In summary, current downtown parking problems include the amount of all-day parking and its location, and the location of off-street hourly parking. While this situation may not be critical in the eyes of some, it represents deficiencies and the need for correction that should be addressed to properly serve current parking demands. When new demands associated with elements in the plan are added, this analysis shows a critical need for additional parking at several key locations, specifically, the eastern extremity of State Street to serve the new MVP Building, and the need to expand the Broadway Parking Garage to properly serve the State DOT Building and the proposed cinema. Fortunately, the Broadway Parking Garage was constructed in a manner to allow addition of two more levels of parking which is important for the daily needs of the DOT Building, and considered critical for the evening demand generated by the proposed cinema complex.

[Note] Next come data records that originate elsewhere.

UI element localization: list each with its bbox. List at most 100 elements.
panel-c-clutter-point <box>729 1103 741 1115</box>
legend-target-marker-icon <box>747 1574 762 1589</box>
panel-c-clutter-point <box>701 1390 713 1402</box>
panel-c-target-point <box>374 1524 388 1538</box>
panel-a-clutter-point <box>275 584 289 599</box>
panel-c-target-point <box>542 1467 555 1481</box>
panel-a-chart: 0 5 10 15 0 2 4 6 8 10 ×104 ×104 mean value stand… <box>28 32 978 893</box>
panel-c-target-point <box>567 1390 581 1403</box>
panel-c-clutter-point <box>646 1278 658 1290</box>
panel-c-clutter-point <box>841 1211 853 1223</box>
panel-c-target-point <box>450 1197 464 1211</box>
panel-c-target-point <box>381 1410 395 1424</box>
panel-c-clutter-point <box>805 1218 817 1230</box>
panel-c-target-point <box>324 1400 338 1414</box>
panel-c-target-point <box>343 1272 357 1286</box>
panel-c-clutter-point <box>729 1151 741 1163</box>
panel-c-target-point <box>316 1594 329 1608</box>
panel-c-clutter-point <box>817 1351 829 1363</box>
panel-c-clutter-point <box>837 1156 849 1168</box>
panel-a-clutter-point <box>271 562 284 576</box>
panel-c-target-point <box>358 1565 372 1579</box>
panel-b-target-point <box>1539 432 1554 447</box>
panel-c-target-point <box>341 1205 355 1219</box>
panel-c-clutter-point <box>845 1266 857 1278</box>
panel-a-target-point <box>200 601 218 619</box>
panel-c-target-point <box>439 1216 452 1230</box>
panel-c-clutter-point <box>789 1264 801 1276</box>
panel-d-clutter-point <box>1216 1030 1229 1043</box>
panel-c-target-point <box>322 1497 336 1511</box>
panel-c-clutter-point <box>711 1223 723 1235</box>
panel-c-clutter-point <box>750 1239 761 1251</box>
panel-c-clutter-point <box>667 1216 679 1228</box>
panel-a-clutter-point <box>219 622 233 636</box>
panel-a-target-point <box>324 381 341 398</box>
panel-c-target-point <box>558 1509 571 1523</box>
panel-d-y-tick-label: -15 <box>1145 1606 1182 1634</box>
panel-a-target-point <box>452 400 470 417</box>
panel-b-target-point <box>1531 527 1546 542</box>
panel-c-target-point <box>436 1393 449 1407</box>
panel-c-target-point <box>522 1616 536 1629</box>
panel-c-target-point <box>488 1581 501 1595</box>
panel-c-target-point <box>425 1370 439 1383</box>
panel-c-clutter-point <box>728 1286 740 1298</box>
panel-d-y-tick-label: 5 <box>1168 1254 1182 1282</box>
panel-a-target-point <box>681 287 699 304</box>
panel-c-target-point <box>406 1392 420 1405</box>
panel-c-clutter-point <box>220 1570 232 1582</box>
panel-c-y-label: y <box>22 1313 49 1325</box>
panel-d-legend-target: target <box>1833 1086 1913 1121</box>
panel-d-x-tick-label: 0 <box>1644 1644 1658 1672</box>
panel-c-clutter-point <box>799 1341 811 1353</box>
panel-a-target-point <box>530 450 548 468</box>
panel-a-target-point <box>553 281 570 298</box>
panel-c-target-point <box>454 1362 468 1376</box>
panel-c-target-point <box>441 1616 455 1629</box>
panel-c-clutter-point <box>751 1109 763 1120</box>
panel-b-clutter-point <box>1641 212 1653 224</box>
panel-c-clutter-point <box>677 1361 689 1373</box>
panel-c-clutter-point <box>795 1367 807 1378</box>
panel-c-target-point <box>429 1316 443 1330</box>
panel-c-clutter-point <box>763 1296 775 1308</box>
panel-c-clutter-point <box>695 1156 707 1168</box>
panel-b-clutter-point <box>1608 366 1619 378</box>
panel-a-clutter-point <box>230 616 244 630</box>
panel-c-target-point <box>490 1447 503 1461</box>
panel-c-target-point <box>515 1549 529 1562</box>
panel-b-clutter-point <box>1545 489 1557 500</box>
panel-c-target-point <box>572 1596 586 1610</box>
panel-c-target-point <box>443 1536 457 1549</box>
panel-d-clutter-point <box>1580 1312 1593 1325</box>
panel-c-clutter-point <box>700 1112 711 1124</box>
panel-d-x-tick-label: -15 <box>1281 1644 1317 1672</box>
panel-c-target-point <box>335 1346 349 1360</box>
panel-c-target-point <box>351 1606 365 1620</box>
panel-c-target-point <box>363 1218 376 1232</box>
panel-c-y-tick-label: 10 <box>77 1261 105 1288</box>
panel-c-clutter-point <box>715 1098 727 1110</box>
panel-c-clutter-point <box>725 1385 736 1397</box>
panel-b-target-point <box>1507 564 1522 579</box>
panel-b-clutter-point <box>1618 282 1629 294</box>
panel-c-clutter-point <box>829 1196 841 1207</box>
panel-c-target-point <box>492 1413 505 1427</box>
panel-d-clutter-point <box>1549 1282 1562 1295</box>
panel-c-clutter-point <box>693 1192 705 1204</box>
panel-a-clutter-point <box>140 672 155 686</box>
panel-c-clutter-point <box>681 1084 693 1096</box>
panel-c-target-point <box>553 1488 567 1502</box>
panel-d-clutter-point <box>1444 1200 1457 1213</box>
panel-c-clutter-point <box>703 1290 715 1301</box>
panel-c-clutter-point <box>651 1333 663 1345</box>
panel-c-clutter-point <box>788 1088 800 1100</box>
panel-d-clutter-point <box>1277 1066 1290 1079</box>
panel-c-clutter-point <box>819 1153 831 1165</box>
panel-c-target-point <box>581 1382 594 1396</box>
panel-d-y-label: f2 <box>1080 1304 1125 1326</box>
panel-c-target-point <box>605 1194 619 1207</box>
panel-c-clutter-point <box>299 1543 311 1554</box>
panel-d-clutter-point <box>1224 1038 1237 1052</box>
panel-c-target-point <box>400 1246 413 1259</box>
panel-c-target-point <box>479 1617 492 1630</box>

d. Public Transportation Facilities and Services

Development scenarios and usage types that were considered for the revitalization of Downtown Schenectady included office, entertainment, retail, residential, and visitor facilities. Therefore, consideration of existing and planned public transportation facilities is an important element of this study. The key public transportation services within Downtown Schenectady, and associated ridership characteristics, are as follows:

Intercity Rail:

Intercity Bus:

Local Bus:

Figure 38 shows the key elements of the public transportation system serving Downtown Schenectady. With respect to convenience and quality of service, we note that most of the key roadways within the study area are served by bus routes. The service is provided with headways ranging between 10 and 15 minutes during the morning and afternoon peak hours, and 20 to 30 minutes during the off-peak periods. Based on discussions with CDTA planning staff, and sampled ridership checks, the current passenger demand is well within the system's capacity.

e. Summary and Conclusion

Transportation and parking facilities and the level of service that they provide to residents, patrons, employees, and other visitors are critical to the success of the City's revitalization program. Based on the foregoing data, analyses and evaluations, it has been concluded that downtown Schenectady is reasonably well served by existing transportation infrastructure and by public transportation facilities. Development proposals will necessarily need to be evaluated on a site-specific and sub-area basis, particularly with regard to immediate site accessibility and parking demands. However, no major constraints to the economic revitalization of the study area have been identified.